Question

Write a linear equation in standard form for the line that goes through (4,2) and (8,1).

Answer 1

Answer: Option D.

Step-by-step explanation:

The Standard form of the equation of then line is:

$Ax+By=C$

Where A, B and C are integers.

The Point-slope form of the equationof the line is:

$y-y_1=m(x-x_1)$

Where m is the slope of the line and ($x_1,y_1$) is a point of the line.

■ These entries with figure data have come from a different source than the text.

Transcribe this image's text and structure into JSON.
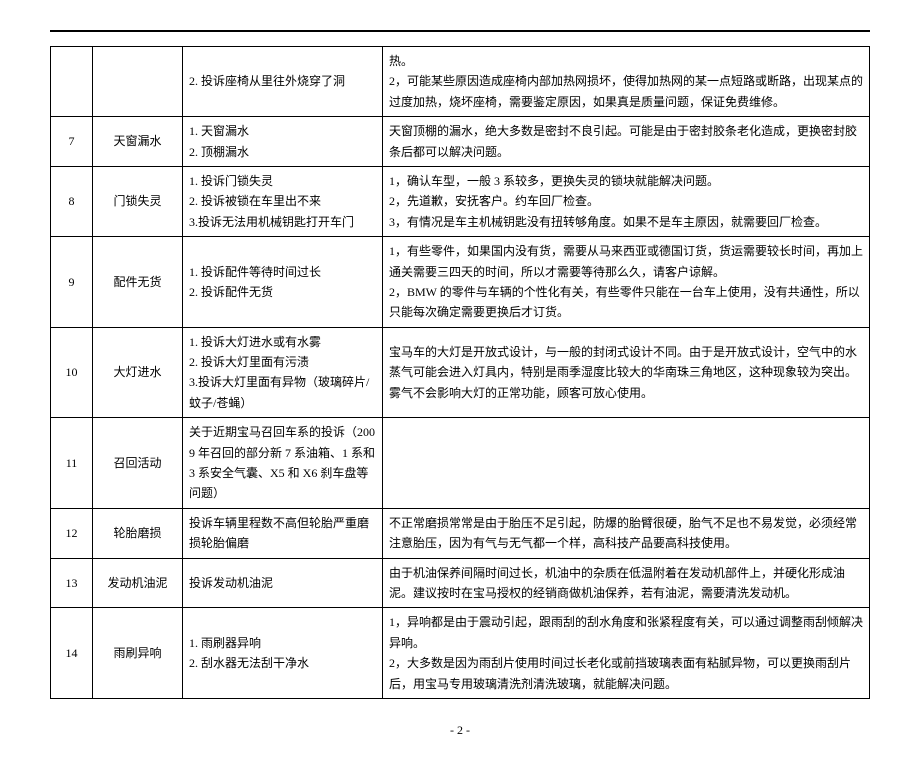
{
  "rows": [
    {
      "num": "",
      "topic": "",
      "complaint": "2. 投诉座椅从里往外烧穿了洞",
      "response": "热。\n2，可能某些原因造成座椅内部加热网损坏，使得加热网的某一点短路或断路，出现某点的过度加热，烧坏座椅，需要鉴定原因，如果真是质量问题，保证免费维修。"
    },
    {
      "num": "7",
      "topic": "天窗漏水",
      "complaint": "1. 天窗漏水\n2. 顶棚漏水",
      "response": "天窗顶棚的漏水，绝大多数是密封不良引起。可能是由于密封胶条老化造成，更换密封胶条后都可以解决问题。"
    },
    {
      "num": "8",
      "topic": "门锁失灵",
      "complaint": "1. 投诉门锁失灵\n2. 投诉被锁在车里出不来\n3.投诉无法用机械钥匙打开车门",
      "response": "1，确认车型，一般 3 系较多，更换失灵的锁块就能解决问题。\n2，先道歉，安抚客户。约车回厂检查。\n3，有情况是车主机械钥匙没有扭转够角度。如果不是车主原因，就需要回厂检查。"
    },
    {
      "num": "9",
      "topic": "配件无货",
      "complaint": "1. 投诉配件等待时间过长\n2. 投诉配件无货",
      "response": "1，有些零件，如果国内没有货，需要从马来西亚或德国订货，货运需要较长时间，再加上通关需要三四天的时间，所以才需要等待那么久，请客户谅解。\n2，BMW 的零件与车辆的个性化有关，有些零件只能在一台车上使用，没有共通性，所以只能每次确定需要更换后才订货。"
    },
    {
      "num": "10",
      "topic": "大灯进水",
      "complaint": "1. 投诉大灯进水或有水雾\n2. 投诉大灯里面有污渍\n3.投诉大灯里面有异物（玻璃碎片/蚊子/苍蝇）",
      "response": "宝马车的大灯是开放式设计，与一般的封闭式设计不同。由于是开放式设计，空气中的水蒸气可能会进入灯具内，特别是雨季湿度比较大的华南珠三角地区，这种现象较为突出。雾气不会影响大灯的正常功能，顾客可放心使用。"
    },
    {
      "num": "11",
      "topic": "召回活动",
      "complaint": "关于近期宝马召回车系的投诉（2009 年召回的部分新 7 系油箱、1 系和 3 系安全气囊、X5 和 X6 刹车盘等问题）",
      "response": ""
    },
    {
      "num": "12",
      "topic": "轮胎磨损",
      "complaint": "投诉车辆里程数不高但轮胎严重磨损轮胎偏磨",
      "response": "不正常磨损常常是由于胎压不足引起，防爆的胎臂很硬，胎气不足也不易发觉，必须经常注意胎压，因为有气与无气都一个样，高科技产品要高科技使用。"
    },
    {
      "num": "13",
      "topic": "发动机油泥",
      "complaint": "投诉发动机油泥",
      "response": "由于机油保养间隔时间过长，机油中的杂质在低温附着在发动机部件上，并硬化形成油泥。建议按时在宝马授权的经销商做机油保养，若有油泥，需要清洗发动机。"
    },
    {
      "num": "14",
      "topic": "雨刷异响",
      "complaint": "1. 雨刷器异响\n2. 刮水器无法刮干净水",
      "response": "1，异响都是由于震动引起，跟雨刮的刮水角度和张紧程度有关，可以通过调整雨刮倾解决异响。\n2，大多数是因为雨刮片使用时间过长老化或前挡玻璃表面有粘腻异物，可以更换雨刮片后，用宝马专用玻璃清洗剂清洗玻璃，就能解决问题。"
    }
  ],
  "page_number": "- 2 -"
}
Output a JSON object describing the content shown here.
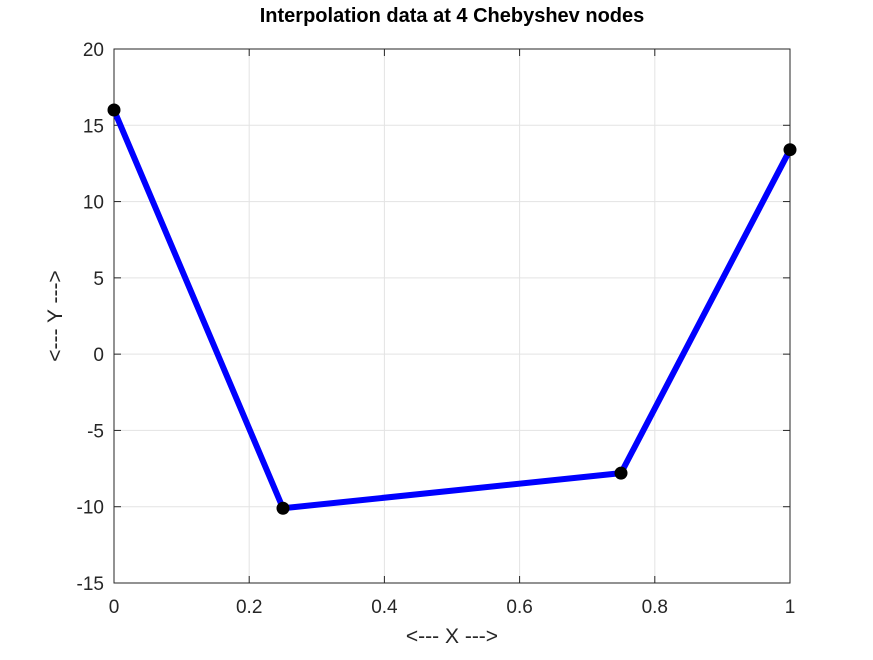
{
  "chart_data": {
    "type": "line",
    "title": "Interpolation data at 4 Chebyshev nodes",
    "xlabel": "<--- X --->",
    "ylabel": "<--- Y --->",
    "xlim": [
      0,
      1
    ],
    "ylim": [
      -15,
      20
    ],
    "x_ticks": [
      0,
      0.2,
      0.4,
      0.6,
      0.8,
      1
    ],
    "x_tick_labels": [
      "0",
      "0.2",
      "0.4",
      "0.6",
      "0.8",
      "1"
    ],
    "y_ticks": [
      -15,
      -10,
      -5,
      0,
      5,
      10,
      15,
      20
    ],
    "y_tick_labels": [
      "-15",
      "-10",
      "-5",
      "0",
      "5",
      "10",
      "15",
      "20"
    ],
    "grid": true,
    "series": [
      {
        "x": [
          0,
          0.25,
          0.75,
          1
        ],
        "y": [
          16,
          -10.1,
          -7.8,
          13.4
        ],
        "line_color": "#0000ff",
        "marker_color": "#000000",
        "marker": "circle"
      }
    ]
  }
}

Given the points (4,2) and (8,1), you can find the slope with the formula $m=\frac{y_2-y_1}{x_2-x_1}$. Then:

$m=\frac{1-2}{8-4}=-\frac{1}{4}$

Substitute the slope and the point (4,2 ) into $y-y_1=m(x-x_1)$:

$y-2=-\frac{1}{4}(x-4)$

To write in Standard form, move the variables to one sides of the equation. Then:

$y-2=-\frac{1}{4}(x-4)\\\\4(y-2)=x-4\\4y-8=-x+4\\x+4y=4+8\\x+4y=12$

Answer 2

Answer:

D. $x+4y=12$

Step-by-step explanation:

The given equation passes through:

(4,2) and (8,1).

The equation can be obtained using the formula;

$y-y_1=m(x-x_1)$

The slope is given by:

$m=\frac{y_2-y_1}{x_2-x_1}$

Let $(x_1,y_1)=(4,2)$ and  $(x_2,y_2)=(8,1)$, then we have;

$m=\frac{1-2}{8-4} =-\frac{1}{4}$

we now plug in the slope and the point to obtain;

$y-2=-\frac{1}{4}(x-4)$

We multiply through by 4 to obtain;

$4(y-2)=-(x-4)$

Expand using the distributive property;

$4y-8=-x+4$

$4y+x=4+8$

$x+4y=12$